Des chercheurs de l'IRD au Cameroun (photo d'illustration).
Des chercheurs de l'IRD au Cameroun (photo d'illustration). — ©IRD – Carlo Costantini

SCIENCES

Marseille: Bientôt un campus « international »... à l'américaine

L’Institut de recherche pour le développement (IRD) veut attirer des étudiants et des chercheurs du monde entier…

Après avoir annoncé le déblocage d’une enveloppe de 10 millions d’euros pour la recherche et l’enseignement supérieur, le président de la communauté urbaine de Marseille continue d’assurer le service après-vente. Après la visite du chantier de l’hôpital universitaire, de l’école Centrale et du laboratoire d’astrophysique en mai, Guy Teissier s’est rendu mardi matin dans les locaux de l’Institut de recherche pour le développement (IRD). Seul organisme français de recherche entièrement décentralisé, l’IRD reste pourtant méconnu des Marseillais.

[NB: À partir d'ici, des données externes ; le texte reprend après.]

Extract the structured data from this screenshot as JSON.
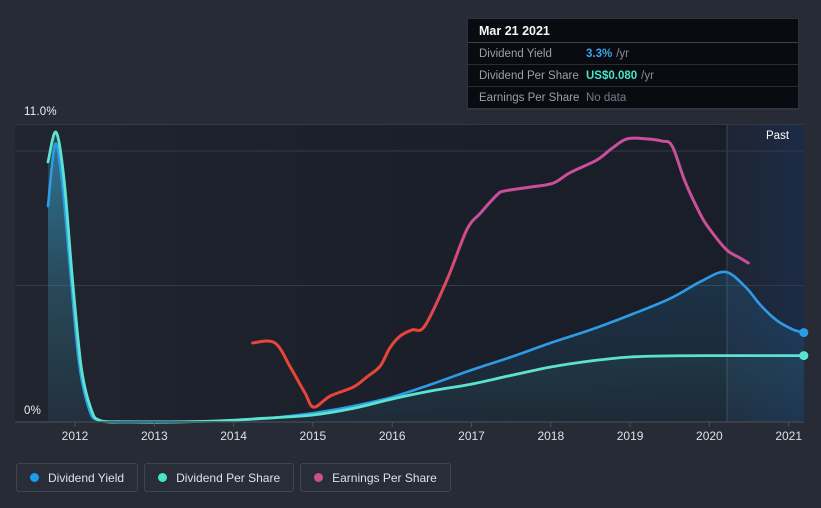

L’établissement « ne fait peut-être pas assez de bruit », a soufflé Guy Teissier.

A quoi sert l’IRD ?

L’Institut est une « maison un peu particulière », selon les termes de son président-directeur-général, Jean-Paul Moatti, puisqu’elle est entièrement dédiée à la recherche dans les pays en développement. Dotée d’un budget de 237 millions d’euros, elle emploie 230 personnes à Marseille et plus de 2.000 autres dans le monde, travaillant dans une soixantaine de laboratoires et d’observatoires.

Quelles études mènent ces scientifiques ?

Présents dans toutes les collectivités d’outre-mer et dans 24 pays du Sud, les chercheurs, ingénieurs et techniciens de l’IRD étudient les impacts du changement climatique, le développement des villes, l’accroissement des inégalités, l’accès aux ressources ou encore les maladies infectieuses. C’est un scientifique de l’Institut qui a découvert, par exemple, que les chauves-souris constituaient le « réservoir » pour le virus Ebola permettant à la maladie de se développer.

 

Jean-Paul Moatti, Pdg de l’IRD, et Guy Teissier, président de MPM. - M. Penverne

 

Quels sont ses projets à Marseille ?

En collaboration avec l’université d’Aix-Marseille, l’Institut souhaite ouvrir d’ici un an un « campus international pour la coopération et le développement ». Soutenu par l’Etat, ce projet vise à participer à la « diplomatie scientifique » de la France, selon Jean-Paul Moatti qui aimerait reproduire le modèle des campus américains, comme celui de Boston qu’il connaît bien. Concrètement, ce campus accueillera et formera des dizaines d’étudiants et de chercheurs étrangers, surtout francophones. « Quand les nouveaux objectifs de développement durable seront adoptés lors de la COP21 à Paris, par exemple, il faudra bien mettre en œuvre ces indicateurs, les mesurer et les contrôler, explique-t-il. Sinon, cela ne servira à rien ».

Où sont situés ses locaux ?

Implanté depuis 2008 sur le boulevard de Dunkerque, dans le 2e arrondissement, l’IRD se cherche un nouveau siège qui sera situé « idéalement dans la zone Euromed », a indiqué mardi son PDG. « Le dossier avance » sur les prochains locaux, a-t-il ajouté, maisil n’est pas encore finalisé, notamment sur le plan financier. Quoi qu’il en soit, a assuré Jean-Paul Moatti à son invité, ce futur déménagement n’est pas qu’une opération immobilière : « Il s’agit d’acter de façon symbolique l’ancrage de l’IRD à Marseille », a-t-il conclu.